Le programme conjoint Leave No Woman Behind (LNWB) (Les femmes ne seront pas en reste) est un programme intégré en faveur de l'autonomisation des femmes et des filles, qui s’étale sur trois ans et vise à tester les projets pilotes et à les étendre progressivement aux différentes régions d’Éthiopie. Ce programme conjoint inclut des composantes portant sur l’éducation et l’alphabétisation, et la santé reproductive avec notamment des interventions qui s’articulent autour des questions liées au VIH/SIDA et des moyens de subsistance ciblant les adolescentes et les femmes.

Le programme vise à introduire l’alphabétisation à faible coût et à renforcer les moyens de subsistance et les services de santé reproductive. Ces actions sont principalement axées sur les efforts d’alphabétisation, d’apprentissage et de transfert des connaissances liées à la santé reproductive et aux moyens de subsistance. L’approche communautaire y est privilégiée. Le programme conjoint est fondé sur une initiative conduite par le gouvernement et mise en œuvre par les ministères sectoriels au niveau sous-régional.
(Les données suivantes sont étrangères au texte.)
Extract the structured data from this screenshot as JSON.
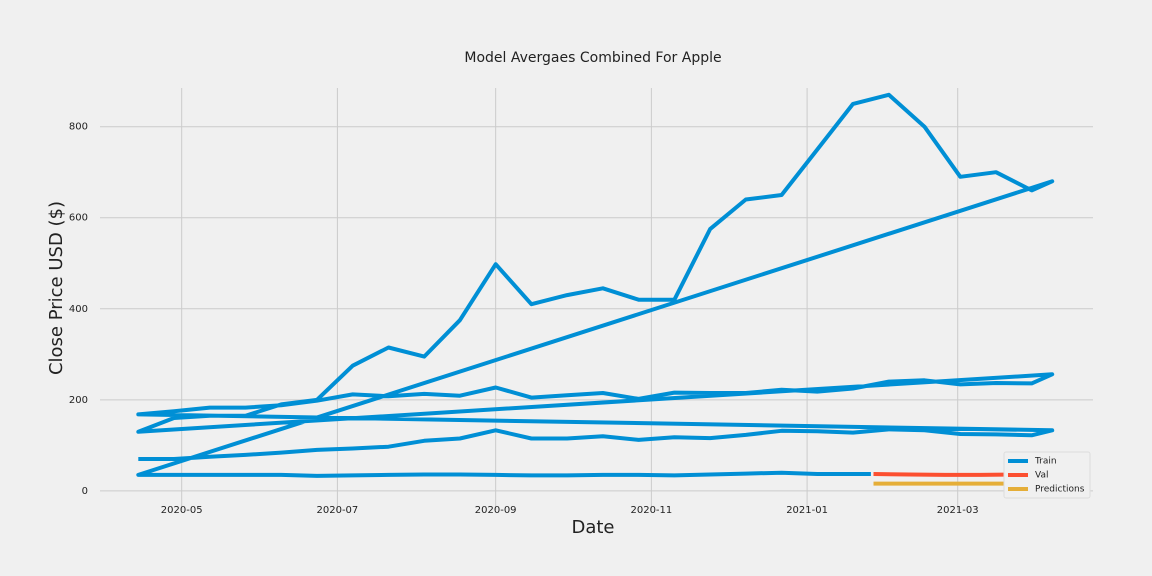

La stratégie centrale adoptée porte sur le renforcement des capacités réalisé par le biais de l'allocation de ressources en faveur du renforcement des capacités techniques et gestionnaires localement au niveau des bureaux de secteur afin de mettre en avant la qualité et l’impact mesurables des actions menées et en assurer la durabilité.

JOINT PROGRAMME QUICK FACTS

Budget total $7,500,000
Taux d'exécution
Agences participantes UNFPA, WFP
Dernières réalisations
  • Le renforcement des capacités et l’accès aux activités de crédit ciblant les femmes leur ont permis de détenir plus d’actifs, de mieux épargner, de renforcer leur amour-propre et de modifier les relations hommes-femmes dans la famille. Au niveau communautaire, cela a contribué à encourager la participation des femmes aux activités publiques.
  • Des agents de vulgarisation sanitaire ont organisé des formations et des groupes de discussions pour les adolescentes et les femmes, sur les questions de santé sexuelle et génésique.
  • Un grand nombre de femmes utilisent des services de santé maternelle et de planification familiale et la demande pour des conseils volontaires et des dépistages du VIH/SIDA a augmenté. Les Pratiques traditionnelles néfastes (HTTP), telles que les mariages des enfants, la mutilation des organes génitaux féminins/excision, ont diminué, tout comme la stigmatisation et la discrimination à l’encontre des femmes atteintes du virus VIH/SIDA.